In April 2014, the City asked the community about this proposal providing 4 options to choose from: 

  • Identifying the redevelopment as the new suburb named 'Harold Park'.
  • Changing the suburb boundary to include the redevelopment in Glebe rather than Forest Lodge.
  • Identifying the redevelopment as an 'urban place', not an official suburb.
  • No changes to the suburb names or boundaries.
Over 400 submissions from the community showed strong opposition to change across the 4 options. This was presented to Council alongside the City’s assessment of the proposal against the Geographical Names Board of NSW Guidelines on 3 November 2014. Council resolved to not proceed with a suburb name or boundary change or name it as an urban place. As a result, the Harold Park development remains in the suburb of Forest Lodge.

New public park

The developer was required to dedicate more than one-third of the privately-owned site to the City for a public park – 3.8 hectares of previously private space has now become open public space.

The new public park forms part of the Johnstons Creek master plan, adopted by Council in August 2013. It links surrounding suburbs to Bicentennial, Federal and Jubilee parks.

In March 2014, we once again consulted with the community on the new public park in Harold Park. Using feedback from the consultation, as well as technical information gained from working onsite, we refined the design, which Council endorsed in May 2014. Work began in November 2015 and recent drainage and improvement works are now complete. 

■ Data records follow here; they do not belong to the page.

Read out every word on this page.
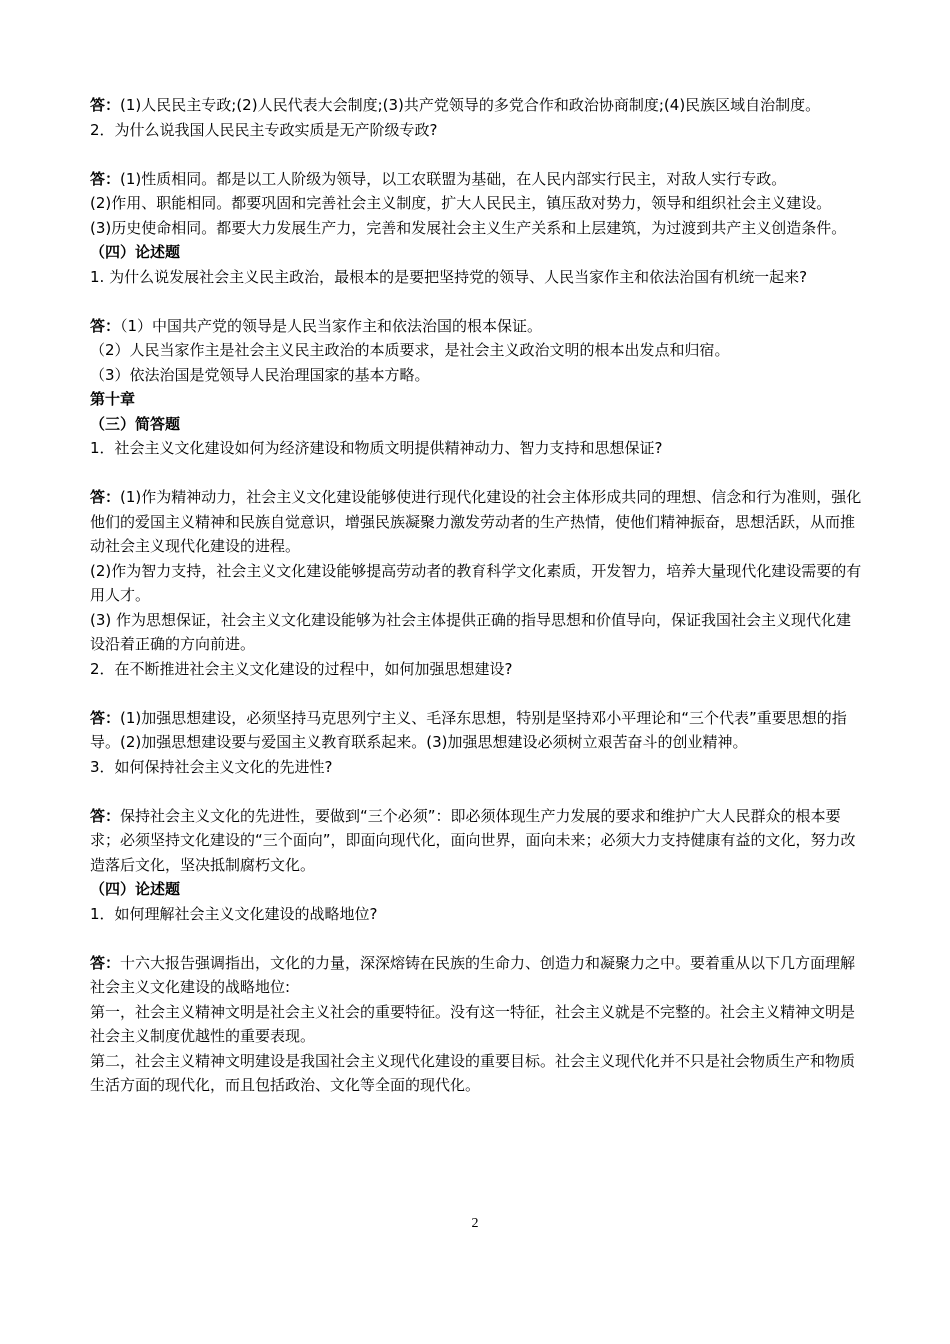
答：(1)人民民主专政;(2)人民代表大会制度;(3)共产党领导的多党合作和政治协商制度;(4)民族区域自治制度。
2．为什么说我国人民民主专政实质是无产阶级专政?
答：(1)性质相同。都是以工人阶级为领导，以工农联盟为基础，在人民内部实行民主，对敌人实行专政。
(2)作用、职能相同。都要巩固和完善社会主义制度，扩大人民民主，镇压敌对势力，领导和组织社会主义建设。
(3)历史使命相同。都要大力发展生产力，完善和发展社会主义生产关系和上层建筑，为过渡到共产主义创造条件。
（四）论述题
1. 为什么说发展社会主义民主政治，最根本的是要把坚持党的领导、人民当家作主和依法治国有机统一起来?
答：（1）中国共产党的领导是人民当家作主和依法治国的根本保证。
（2）人民当家作主是社会主义民主政治的本质要求，是社会主义政治文明的根本出发点和归宿。
（3）依法治国是党领导人民治理国家的基本方略。
第十章
（三）简答题
1．社会主义文化建设如何为经济建设和物质文明提供精神动力、智力支持和思想保证?
答：(1)作为精神动力，社会主义文化建设能够使进行现代化建设的社会主体形成共同的理想、信念和行为准则，强化他们的爱国主义精神和民族自觉意识，增强民族凝聚力激发劳动者的生产热情，使他们精神振奋，思想活跃，从而推动社会主义现代化建设的进程。
(2)作为智力支持，社会主义文化建设能够提高劳动者的教育科学文化素质，开发智力，培养大量现代化建设需要的有用人才。
(3) 作为思想保证，社会主义文化建设能够为社会主体提供正确的指导思想和价值导向，保证我国社会主义现代化建设沿着正确的方向前进。
2．在不断推进社会主义文化建设的过程中，如何加强思想建设?
答：(1)加强思想建设，必须坚持马克思列宁主义、毛泽东思想，特别是坚持邓小平理论和“三个代表”重要思想的指导。(2)加强思想建设要与爱国主义教育联系起来。(3)加强思想建设必须树立艰苦奋斗的创业精神。
3．如何保持社会主义文化的先进性?
答：保持社会主义文化的先进性，要做到“三个必须”：即必须体现生产力发展的要求和维护广大人民群众的根本要求；必须坚持文化建设的“三个面向”，即面向现代化，面向世界，面向未来；必须大力支持健康有益的文化，努力改造落后文化，坚决抵制腐朽文化。
（四）论述题
1．如何理解社会主义文化建设的战略地位?
答：十六大报告强调指出，文化的力量，深深熔铸在民族的生命力、创造力和凝聚力之中。要着重从以下几方面理解社会主义文化建设的战略地位:
第一，社会主义精神文明是社会主义社会的重要特征。没有这一特征，社会主义就是不完整的。社会主义精神文明是社会主义制度优越性的重要表现。
第二，社会主义精神文明建设是我国社会主义现代化建设的重要目标。社会主义现代化并不只是社会物质生产和物质生活方面的现代化，而且包括政治、文化等全面的现代化。
2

The park's features include:

  • open spaces and habitat areas linked by the existing cliff line
  • stormwater harvesting and treatment 
  • cycling and walking paths connecting neighbourhoods and parklands
  • playgrounds, picnic areas and open grass spaces
  • historical interpretations and art opportunities
  • lighting and park furniture.
Harold Park was officially launched by the Lord Mayor on 27 October 2018.